New work by engineers at Iowa State University have developed a new “meta-skin” which flexes and stretches while utilizing rows of liquid-metal built into the polymer to potentially mask an airplane employing the technology from radar operators.
Meta-skin as future of stealth technology
Somewhere between the Klingon’s cloaking device and Frodo’s cloak of invisibility lies the work with metamaterials that researchers from Iowa State recently published in the journal Scientific Reports. The work was partially funded by the China Scholarship Council and the National Science Foundation in addition to using the university’s resources.
Using composites that are by no means found in nature, the meta-skin created by the engineers in the electrical and computer engineering departments of Iowa State essentially allows the skin to trap radar signals. Radar’s effectiveness relies on the echo and return of a signal to the source of radar frequency emission and by trapping the signal the skin becomes “invisible.”

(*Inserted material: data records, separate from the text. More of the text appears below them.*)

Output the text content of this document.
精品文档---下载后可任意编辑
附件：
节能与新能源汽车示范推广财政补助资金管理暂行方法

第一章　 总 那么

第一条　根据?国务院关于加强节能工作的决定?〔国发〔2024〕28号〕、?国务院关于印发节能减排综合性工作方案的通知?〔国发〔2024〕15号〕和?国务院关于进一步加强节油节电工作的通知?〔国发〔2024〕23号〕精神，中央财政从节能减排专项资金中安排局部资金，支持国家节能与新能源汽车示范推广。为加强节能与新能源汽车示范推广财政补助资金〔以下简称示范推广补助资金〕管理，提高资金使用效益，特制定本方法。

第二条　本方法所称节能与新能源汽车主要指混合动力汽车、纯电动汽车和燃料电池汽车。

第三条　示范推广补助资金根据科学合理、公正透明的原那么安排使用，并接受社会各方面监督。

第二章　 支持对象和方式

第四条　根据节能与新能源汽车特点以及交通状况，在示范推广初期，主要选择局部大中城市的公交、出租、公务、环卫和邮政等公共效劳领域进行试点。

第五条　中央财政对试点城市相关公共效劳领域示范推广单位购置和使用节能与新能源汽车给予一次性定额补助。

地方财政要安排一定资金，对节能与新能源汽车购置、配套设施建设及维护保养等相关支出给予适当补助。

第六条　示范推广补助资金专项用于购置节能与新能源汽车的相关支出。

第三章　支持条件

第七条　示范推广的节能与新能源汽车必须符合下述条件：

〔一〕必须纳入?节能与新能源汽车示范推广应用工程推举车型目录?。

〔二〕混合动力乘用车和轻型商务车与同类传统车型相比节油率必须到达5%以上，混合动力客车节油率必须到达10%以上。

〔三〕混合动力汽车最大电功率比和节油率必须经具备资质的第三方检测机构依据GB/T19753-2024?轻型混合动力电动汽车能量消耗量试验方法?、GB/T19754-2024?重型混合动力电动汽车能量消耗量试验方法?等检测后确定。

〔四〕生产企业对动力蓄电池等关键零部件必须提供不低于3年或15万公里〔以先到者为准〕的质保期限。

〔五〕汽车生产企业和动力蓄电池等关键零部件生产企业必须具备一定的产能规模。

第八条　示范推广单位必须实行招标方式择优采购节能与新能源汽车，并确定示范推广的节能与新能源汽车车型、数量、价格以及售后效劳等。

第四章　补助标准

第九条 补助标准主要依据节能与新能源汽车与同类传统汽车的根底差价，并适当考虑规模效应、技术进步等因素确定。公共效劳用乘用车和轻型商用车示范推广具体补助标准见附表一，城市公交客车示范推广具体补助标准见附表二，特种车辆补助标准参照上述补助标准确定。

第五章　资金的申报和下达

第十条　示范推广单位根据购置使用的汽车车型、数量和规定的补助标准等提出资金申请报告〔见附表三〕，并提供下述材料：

The lead authors of the paper were professors Liang Dong and Jimang Song with grad students Siming Yang, Peng Liu and Qiugu Wang along with undergrad Mingda Yang each being credited as co-authors.
“It is believed that the present meta-skin technology will find many applications in electromagnetic frequency tuning, shielding and scattering suppression,” the team wrote to describe their work.

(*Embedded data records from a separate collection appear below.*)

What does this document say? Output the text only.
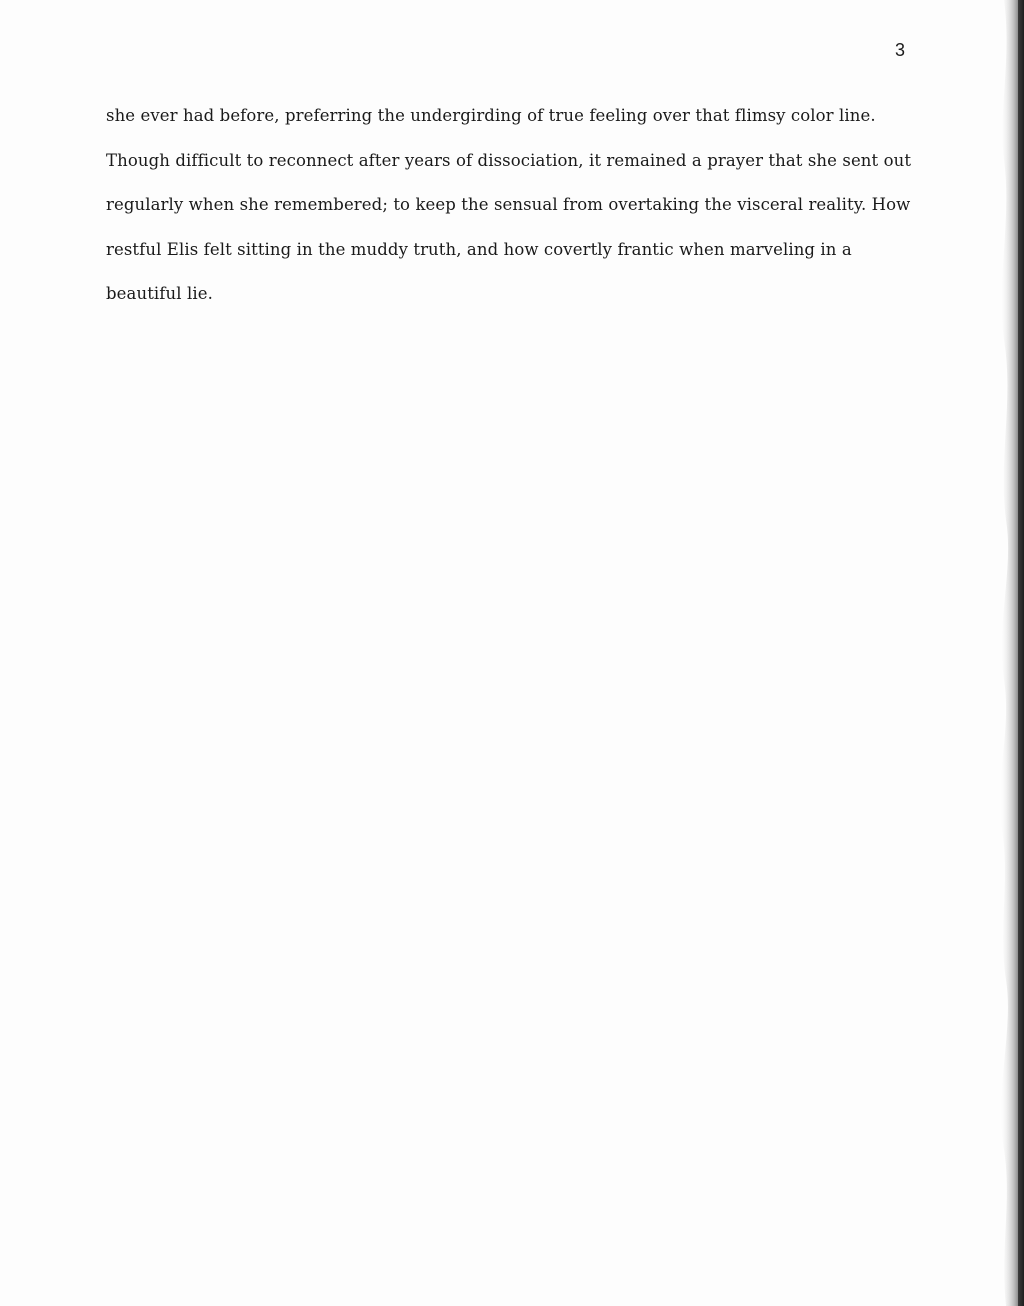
3
she ever had before, preferring the undergirding of true feeling over that flimsy color line.
Though difficult to reconnect after years of dissociation, it remained a prayer that she sent out
regularly when she remembered; to keep the sensual from overtaking the visceral reality. How
restful Elis felt sitting in the muddy truth, and how covertly frantic when marveling in a
beautiful lie.
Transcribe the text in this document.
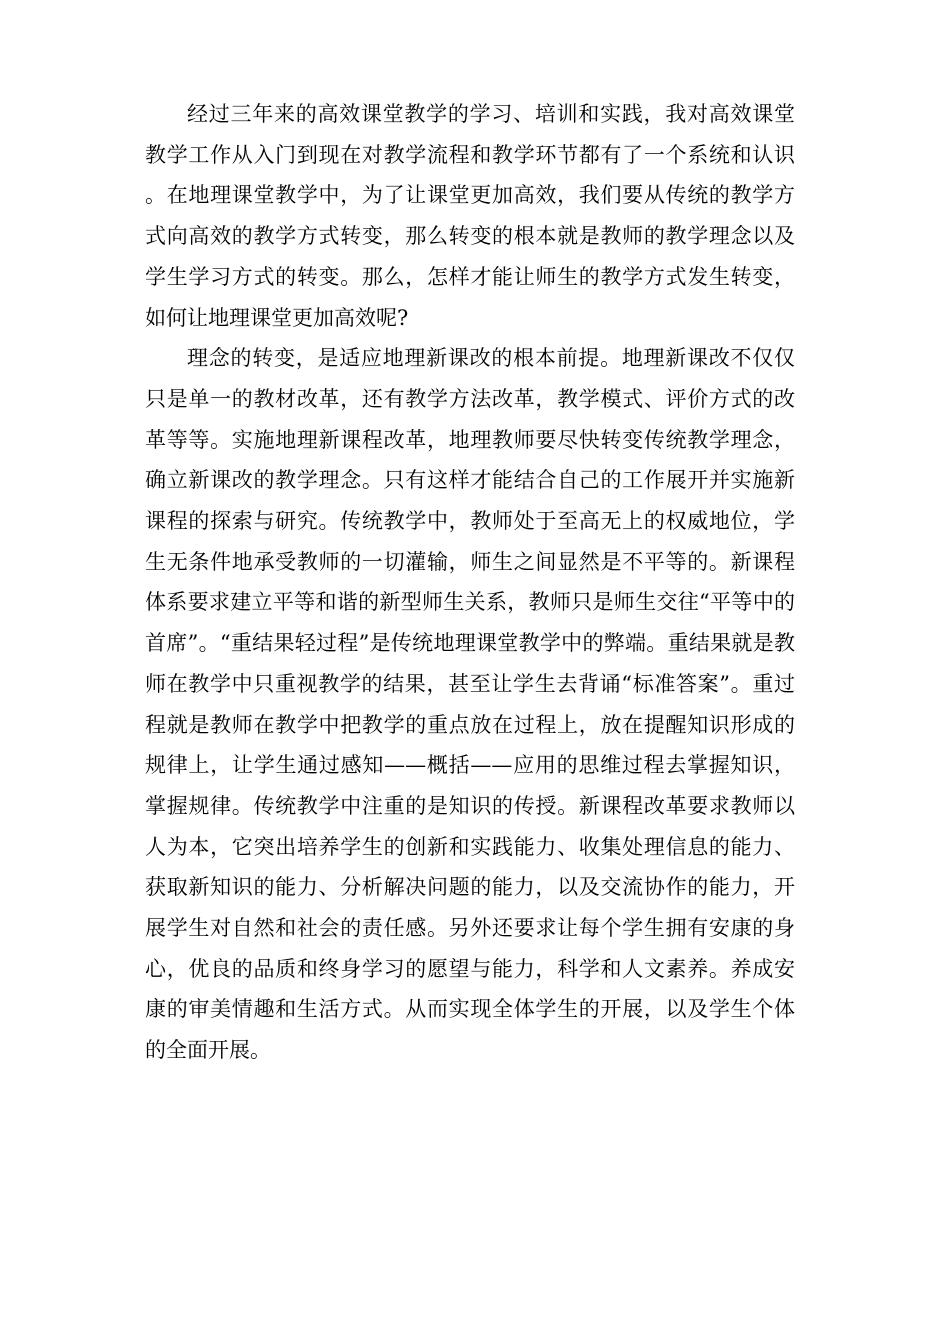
经过三年来的高效课堂教学的学习、培训和实践，我对高效课堂教学工作从入门到现在对教学流程和教学环节都有了一个系统和认识。在地理课堂教学中，为了让课堂更加高效，我们要从传统的教学方式向高效的教学方式转变，那么转变的根本就是教师的教学理念以及学生学习方式的转变。那么，怎样才能让师生的教学方式发生转变，如何让地理课堂更加高效呢?

理念的转变，是适应地理新课改的根本前提。地理新课改不仅仅只是单一的教材改革，还有教学方法改革，教学模式、评价方式的改革等等。实施地理新课程改革，地理教师要尽快转变传统教学理念，确立新课改的教学理念。只有这样才能结合自己的工作展开并实施新课程的探索与研究。传统教学中，教师处于至高无上的权威地位，学生无条件地承受教师的一切灌输，师生之间显然是不平等的。新课程体系要求建立平等和谐的新型师生关系，教师只是师生交往“平等中的首席”。“重结果轻过程”是传统地理课堂教学中的弊端。重结果就是教师在教学中只重视教学的结果，甚至让学生去背诵“标准答案”。重过程就是教师在教学中把教学的重点放在过程上，放在提醒知识形成的规律上，让学生通过感知——概括——应用的思维过程去掌握知识，掌握规律。传统教学中注重的是知识的传授。新课程改革要求教师以人为本，它突出培养学生的创新和实践能力、收集处理信息的能力、获取新知识的能力、分析解决问题的能力，以及交流协作的能力，开展学生对自然和社会的责任感。另外还要求让每个学生拥有安康的身心，优良的品质和终身学习的愿望与能力，科学和人文素养。养成安康的审美情趣和生活方式。从而实现全体学生的开展，以及学生个体的全面开展。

Song specializes in electromagnetic waves while Dong’s expertise lies with using liquids and polymers at a micro and nanascale level. The collaboration between the two made perfect sense for the research.
By using tunable liquid-metal, the team devised a means by which to trap radar possible extending this to the shorter wavelengths of light necessary to make something nearly invisible to radar operators and their equipment.
Galinstan is the key
The team created the skin by connecting resonating rings with a diameter of 2.5 millimeters spaced a millimeter apart creating a segment of something best described as liquid wire. The rings were then embedded between layers of silicone sheets. Rather than using the very toxic mercury to fill the rings, the team opted to use galinstan to create the skin.

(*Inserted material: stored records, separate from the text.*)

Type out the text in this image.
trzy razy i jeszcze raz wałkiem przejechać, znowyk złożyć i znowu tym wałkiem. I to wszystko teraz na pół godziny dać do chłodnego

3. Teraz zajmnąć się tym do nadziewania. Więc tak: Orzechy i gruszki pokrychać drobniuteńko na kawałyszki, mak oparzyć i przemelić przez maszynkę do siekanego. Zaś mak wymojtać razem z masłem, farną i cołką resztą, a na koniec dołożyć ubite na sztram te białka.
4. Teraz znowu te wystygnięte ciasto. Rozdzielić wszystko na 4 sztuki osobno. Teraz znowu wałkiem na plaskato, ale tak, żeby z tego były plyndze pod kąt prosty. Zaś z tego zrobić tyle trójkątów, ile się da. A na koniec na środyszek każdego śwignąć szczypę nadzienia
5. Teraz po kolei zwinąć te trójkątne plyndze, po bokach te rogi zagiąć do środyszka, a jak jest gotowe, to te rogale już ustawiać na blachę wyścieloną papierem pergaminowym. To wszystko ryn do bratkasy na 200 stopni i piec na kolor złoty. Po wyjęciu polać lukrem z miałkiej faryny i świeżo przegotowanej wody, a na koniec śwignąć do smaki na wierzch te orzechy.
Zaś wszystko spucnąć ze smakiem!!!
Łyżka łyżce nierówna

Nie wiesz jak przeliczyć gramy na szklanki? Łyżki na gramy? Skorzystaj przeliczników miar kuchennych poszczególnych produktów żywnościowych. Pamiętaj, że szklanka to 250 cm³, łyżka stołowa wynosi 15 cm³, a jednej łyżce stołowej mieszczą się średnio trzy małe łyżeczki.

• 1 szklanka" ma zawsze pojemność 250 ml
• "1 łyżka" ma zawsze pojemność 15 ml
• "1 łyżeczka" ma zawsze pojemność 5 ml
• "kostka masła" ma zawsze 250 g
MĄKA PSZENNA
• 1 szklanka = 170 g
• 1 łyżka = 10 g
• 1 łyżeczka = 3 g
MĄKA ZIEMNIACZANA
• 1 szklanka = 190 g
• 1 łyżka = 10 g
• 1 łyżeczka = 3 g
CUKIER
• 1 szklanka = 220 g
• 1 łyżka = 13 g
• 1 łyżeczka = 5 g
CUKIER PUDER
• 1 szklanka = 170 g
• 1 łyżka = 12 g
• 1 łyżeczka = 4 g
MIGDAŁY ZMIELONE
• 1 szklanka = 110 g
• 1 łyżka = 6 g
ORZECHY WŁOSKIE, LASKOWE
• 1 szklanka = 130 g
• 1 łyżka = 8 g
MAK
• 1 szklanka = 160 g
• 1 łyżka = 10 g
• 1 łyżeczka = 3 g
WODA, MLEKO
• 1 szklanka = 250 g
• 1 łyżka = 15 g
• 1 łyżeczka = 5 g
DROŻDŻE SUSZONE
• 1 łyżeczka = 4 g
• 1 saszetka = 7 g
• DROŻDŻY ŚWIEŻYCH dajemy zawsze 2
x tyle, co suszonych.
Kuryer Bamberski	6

The inductors and the gaps between them create capacitors. By creating something stretchable, the metal rings are allowed to change shape and suppress radar at different frequencies. The team achieved a radar “trapping” success rate of roughly 75% in the 8 to 10 gigahertz range from all angles if an object is completely coated with the meta-skin.
“Therefore, this meta-skin technology is different from traditional stealth technologies that often only reduce the backscattering, i.e., the power reflected back to a probing radar,” the engineers observed.
Stealth is one thing, invisible is another and the team believes that further work, we’ll have just that.
“The long-term goal is to shrink the size of these devices,” Dong said. “Then hopefully we can do this with higher-frequency electromagnetic waves such as visible or infrared light. While that would require advanced nanomanufacturing technologies and appropriate structural modifications, we think this study proves the concept of frequency tuning and broadening, and multidirectional wave suppression with skin-type metamaterials.”The material is quite light and wouldn’t overly burden an aircraft that was covered with the meta-skin. Working in conjunction with planes angled and designed to present a tiny radar signature the skin could ultimately lead to a nearly invisible plane, tank or ship.